Commercial to Multifamily Conversions & Commercial Zones

The rise of remote work, spurred in part by the COVID-19 pandemic, has lowered office-building usage and demand, leaving many buildings vacant or underutilized. Given the housing crisis, converting many of these office buildings into multifamily housing units is a logical solution. And while many office buildings are unsuitable for conversion to multifamily, local zoning and permitting regulations create unnecessary (and often arbitrary) barriers.

However, this is an area where cities have taken the lead in terms of removing arbitrary zoning restrictions, and the number of apartments scheduled to be created from office buildings increased fourfold from 2021 (12,100 apartment units) to 2024 (55,300 apartment units), according to a recent report from RentCafe. Washington, DC, where office to residential conversions are a key component of the mayor’s effort to reinvigorate the city’s central business district, has the most conversions planned, followed by New York, Dallas, Chicago, and Los Angeles.

States are also beginning to incentivize commercial to residential conversions. Notably, Rhode Island passed legislation allowing conversions as a permitted use in most circumstances as long as the developer converts at least 50 percent of the commercial building into residential units. Arizona also passed bipartisan legislation “which will allow cities with populations of more than 100,000 to reuse up to 10% of commercial buildings without requiring discretionary municipal review, bypassing the need for conditional use permits or rezoning applications.”

The Biden Administration is also encouraging commercial-to-residential conversions, releasing a guidebook in October 2023 that highlights “federal loan, grant, tax credit and technical assistance programs across seven agencies that can be used to convert commercial properties to residential use.”

Ending Parking Minimums

Municipal regulations that require housing developments to include a certain number of parking spaces add installation costs, raising rental costs, and, in many cases, limit development. Ending parking minimums would also free up land that could be used to develop housing. Parking concerns are also frequently raised at community meetings about proposed housing developments.

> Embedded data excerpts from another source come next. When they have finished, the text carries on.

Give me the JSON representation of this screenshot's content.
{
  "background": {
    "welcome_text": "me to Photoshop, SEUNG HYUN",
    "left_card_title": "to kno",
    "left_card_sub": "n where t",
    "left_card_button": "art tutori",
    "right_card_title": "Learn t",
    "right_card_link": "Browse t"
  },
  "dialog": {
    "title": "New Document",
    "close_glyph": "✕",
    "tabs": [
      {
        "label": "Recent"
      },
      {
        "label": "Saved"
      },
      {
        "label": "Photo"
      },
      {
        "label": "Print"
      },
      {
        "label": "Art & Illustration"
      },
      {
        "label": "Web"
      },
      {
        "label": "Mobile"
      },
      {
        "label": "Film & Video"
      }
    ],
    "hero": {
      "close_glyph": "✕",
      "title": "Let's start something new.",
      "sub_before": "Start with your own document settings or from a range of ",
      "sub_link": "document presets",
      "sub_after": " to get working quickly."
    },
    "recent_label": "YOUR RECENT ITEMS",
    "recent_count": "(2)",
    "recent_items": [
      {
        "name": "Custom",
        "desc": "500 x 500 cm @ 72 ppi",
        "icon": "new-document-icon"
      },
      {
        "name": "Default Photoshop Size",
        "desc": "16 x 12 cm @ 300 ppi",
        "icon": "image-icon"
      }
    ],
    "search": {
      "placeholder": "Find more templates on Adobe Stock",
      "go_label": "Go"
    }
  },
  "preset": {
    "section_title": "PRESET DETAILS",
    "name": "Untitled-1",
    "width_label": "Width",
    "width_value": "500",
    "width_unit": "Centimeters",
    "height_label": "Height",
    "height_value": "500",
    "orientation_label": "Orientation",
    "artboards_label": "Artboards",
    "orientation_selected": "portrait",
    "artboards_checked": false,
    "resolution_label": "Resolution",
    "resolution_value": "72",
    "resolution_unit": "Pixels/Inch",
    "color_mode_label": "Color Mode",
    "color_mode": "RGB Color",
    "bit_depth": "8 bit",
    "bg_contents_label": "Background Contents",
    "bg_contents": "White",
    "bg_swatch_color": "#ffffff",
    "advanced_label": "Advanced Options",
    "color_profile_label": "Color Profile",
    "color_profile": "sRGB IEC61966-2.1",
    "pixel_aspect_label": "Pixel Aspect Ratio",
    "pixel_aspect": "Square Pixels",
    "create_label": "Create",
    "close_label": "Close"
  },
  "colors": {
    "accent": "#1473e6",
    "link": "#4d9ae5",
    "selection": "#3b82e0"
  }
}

Cities have been driving these reforms, with more than 50 cities and towns getting rid of parking minimums in recent years. But because suburban areas need housing too, and parking requirements inhibit development, broader state preemption efforts are needed as well. Vermont’s 2023 housing reform legislation reduced parking minimums to no more than one space per unit. While this is a start, and one space per unit is likely necessary for most of Vermont, one space per unit might not be needed in states with larger urban populations.


While statewide zoning reforms are a start—and only a small piece of created much-needed housing—with recent successes and failures, a recent survey by Pew Charitable Trusts showed widespread, bipartisan support for many of the zoning reforms discussed in this paper. More than 80 percent of respondents were in favor of allowing transit-oriented development and commercial-to-residential conversions, more than 70 percent supported allowing apartment development in commercial zones and allowing ADUs, more than 60 percent backed allowing builders and owners to decide how much parking to create, and nearly 60 percent championed allowing town houses or small multifamily homes on any residential lot.

Clearly zoning reform has broad support, but because folks still might not want development in their back yards, states remain the appropriate parties to take action.

Even more encouraging, a separate Pew study examined four cities that had enacted zoning reforms, finding that these cities had more housing development and slower rent growth than the United States as a whole.

Imagine what could happen if these reforms were implemented statewide, across the country?